Ultimately, the NHH and NMA is, to quote the oatmeal pitchman, the right thing to do and the right time to do it.  Redressing the fundamental inequities of the last generation that have left American households less well off in financial terms and with diminishing future prospects is both economically, politically, culturally and morally necessary.  At the end of the day, even if mom and dad knew they were buying more mortgage than they could really afford, there isn’t one child in America who is responsible for the ensuing problems.  And, as we head into the holiday season, is seems unfair, uncivilized and even un-Christian (not to mention un-Jewish, Un-Muslim, Un-Buddhist, Un-Hindu and Un-every religious and secular based system of morality) to lay the price of our national profligacy on our on progeny.
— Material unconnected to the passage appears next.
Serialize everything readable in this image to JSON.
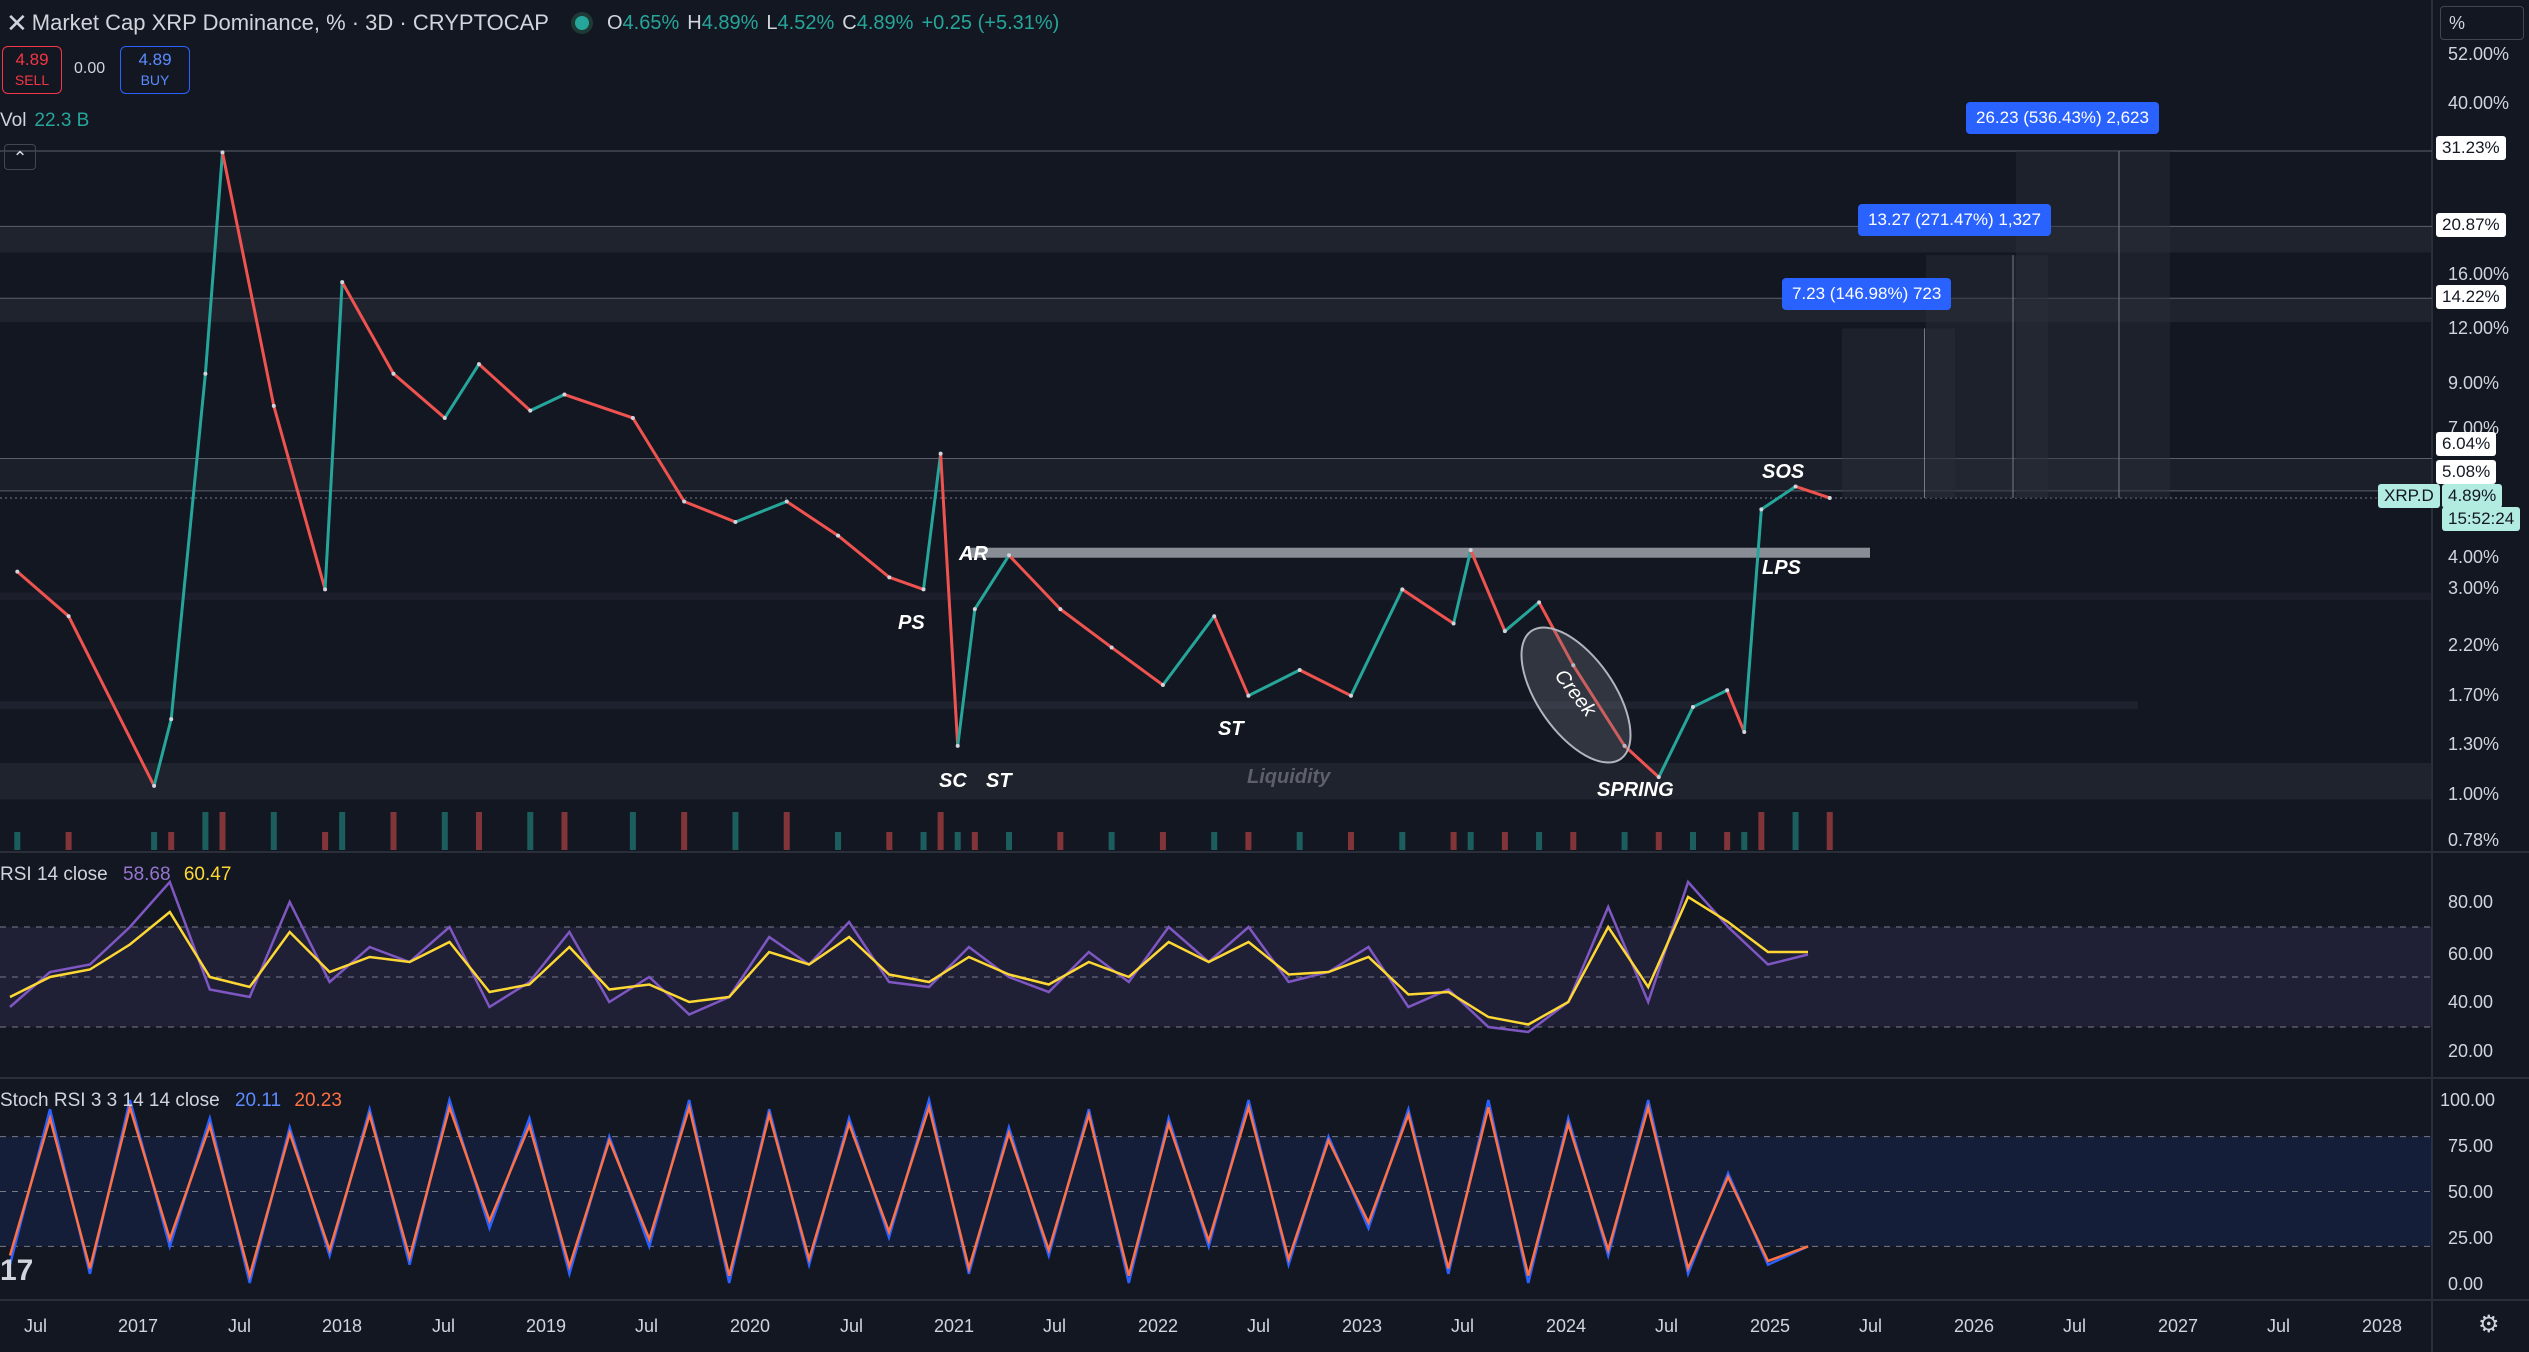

Immediate passage of the NHH means no child in America will be evicted from hearth and home this holiday.  It means no family in America will ring in the new year by losing their homes to face an uncertain winter  wandering the streets in search of shelter.  It means that we Americans really meant it when we put into the constitution that “We the People” will “provide for the common defense” and “promote the general welfare.” As we look to celebrate  the coming holidays with our families, let us remember that we are also an American family.  And, as residents of our 50th State now,  family means “Ohana”: no one gets left behind.

Next Steps

The National Housing Holiday is a stop gap measure to return stability and liquidity to both mortgage holding institutions and, more importantly, American households.   By itself the actions taken to establish clear value for mortgage-related investment  instruments and financial solvency for millions of working and consuming households will have a stabilizing impact  on the real economy significantly beyond what the current investor-driven  economic stabilization packages have had or will have.  Yet,  like the initial steps towards a New Deal taken by Franklin Roosevelt after his inauguration,  the proposed National Housing Holiday and Fair Mortgage Act are only the first steps towards a  21st Century American  Deal.  The ultimate goal of a Keynesian recovery is to not only stimulate the middle and consuming class incomes in the short term but to create an economic foundation guaranteeing expansion of these classes over  the long haul.  To that end, additional policies need be considered.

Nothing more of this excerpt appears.